Ignoring him, Izzy raised her arms, twirling round slowly, her body undulating, head thrown back, hair floating around her face, eyes fixed on Jim at each turn.

“Pay attention. I’m Salome,” she whispered, as she drew the edges of her cream cable sweater sensuously up her body, revealing a pale pink vest-top beneath.

Jim, spellbound, just stared.

The sweater was thrown casually aside as Izzy continued to dance, the soft light from the lamp throwing shadows on her figure as she took hold of the hem of the vest, lifting it a few inches to reveal smooth, lightly tanned flesh, then dropping it again, pirouetting a couple of times before exposing a little more, until there was a fleeting glimpse of the curve of her small breasts. She was singing along with Souad Massi, her voice a light soprano, the words indistinguishable, the notes dissonant.

Drunk as he was, his senses were alert. He did nothing to stop Izzy, on her next pirouette, tossing aside the vest-top, laying bare her breasts—the soft-coral nipples bordered by a triangle of whiter skin against her otherwise tanned body.

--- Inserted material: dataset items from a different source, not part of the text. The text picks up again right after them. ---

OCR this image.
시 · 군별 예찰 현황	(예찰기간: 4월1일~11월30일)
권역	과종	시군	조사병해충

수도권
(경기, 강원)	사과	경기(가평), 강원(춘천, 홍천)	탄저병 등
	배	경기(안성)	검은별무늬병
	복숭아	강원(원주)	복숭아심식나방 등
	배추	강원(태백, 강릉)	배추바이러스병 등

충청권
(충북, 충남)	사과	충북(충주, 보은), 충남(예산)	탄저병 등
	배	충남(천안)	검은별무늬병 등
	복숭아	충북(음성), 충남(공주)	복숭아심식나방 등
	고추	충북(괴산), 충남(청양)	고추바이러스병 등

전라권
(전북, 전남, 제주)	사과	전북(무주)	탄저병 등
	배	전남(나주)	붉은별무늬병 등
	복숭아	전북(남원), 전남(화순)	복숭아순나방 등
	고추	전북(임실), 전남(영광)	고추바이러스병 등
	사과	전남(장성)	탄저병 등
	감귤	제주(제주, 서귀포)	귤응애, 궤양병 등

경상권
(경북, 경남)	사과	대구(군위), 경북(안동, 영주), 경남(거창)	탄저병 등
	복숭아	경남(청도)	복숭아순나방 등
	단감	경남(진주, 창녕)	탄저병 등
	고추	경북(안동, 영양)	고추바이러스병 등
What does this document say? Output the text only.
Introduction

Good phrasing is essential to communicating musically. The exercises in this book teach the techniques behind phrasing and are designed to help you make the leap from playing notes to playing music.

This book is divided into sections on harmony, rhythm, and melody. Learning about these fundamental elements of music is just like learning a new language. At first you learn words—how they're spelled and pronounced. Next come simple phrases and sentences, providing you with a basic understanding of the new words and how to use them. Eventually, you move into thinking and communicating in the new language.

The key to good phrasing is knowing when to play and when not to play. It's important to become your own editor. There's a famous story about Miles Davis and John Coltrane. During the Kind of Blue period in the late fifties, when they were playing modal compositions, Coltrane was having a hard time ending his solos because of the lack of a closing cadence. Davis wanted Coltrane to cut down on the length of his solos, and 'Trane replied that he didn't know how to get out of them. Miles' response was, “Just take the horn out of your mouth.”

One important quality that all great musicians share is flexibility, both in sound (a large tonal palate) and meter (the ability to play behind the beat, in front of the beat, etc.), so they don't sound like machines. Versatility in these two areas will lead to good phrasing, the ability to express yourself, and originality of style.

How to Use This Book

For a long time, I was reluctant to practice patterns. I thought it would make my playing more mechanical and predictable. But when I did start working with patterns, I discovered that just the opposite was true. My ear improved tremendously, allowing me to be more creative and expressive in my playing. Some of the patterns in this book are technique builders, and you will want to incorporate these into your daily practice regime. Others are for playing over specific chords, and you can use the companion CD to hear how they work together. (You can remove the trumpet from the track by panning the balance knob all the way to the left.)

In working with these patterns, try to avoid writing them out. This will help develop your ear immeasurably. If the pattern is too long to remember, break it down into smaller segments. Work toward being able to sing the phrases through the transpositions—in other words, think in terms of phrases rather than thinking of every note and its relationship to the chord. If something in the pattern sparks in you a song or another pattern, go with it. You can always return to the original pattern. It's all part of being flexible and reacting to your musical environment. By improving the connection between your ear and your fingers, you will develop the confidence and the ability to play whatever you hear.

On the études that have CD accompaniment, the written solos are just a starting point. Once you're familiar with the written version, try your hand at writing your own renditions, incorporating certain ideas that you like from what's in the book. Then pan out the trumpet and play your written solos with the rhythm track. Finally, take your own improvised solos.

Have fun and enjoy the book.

She was gyrating her stomach like a belly dancer now, her blue jeans unzipped, a line of black lacy knickers showing beneath her belly button. She held her hands behind her head, entangled in her thick blonde hair, her eyes never leaving Jim’s face as she moved closer to him, pushing his knees apart with her own, dancing more slowly now . . . slower and slower.

Jim made no effort to resist her advances as he lay there, mesmerized. But he was suddenly aware of a warning light going on in his booze-addled brain. A light signaling a thought that grew to a clamoring insistence. This is the line, Jim, it said, the definitive line. Step over it and you’ll be separated from Nancy forever.

Another voice—visceral, thoughtless and emanating from his genitals—countered, Fuck it, and why not? Nancy is lost to you anyway. But his head-voice was urgent and imperious. Cross the line just once and it’s over. No going back. No second chance.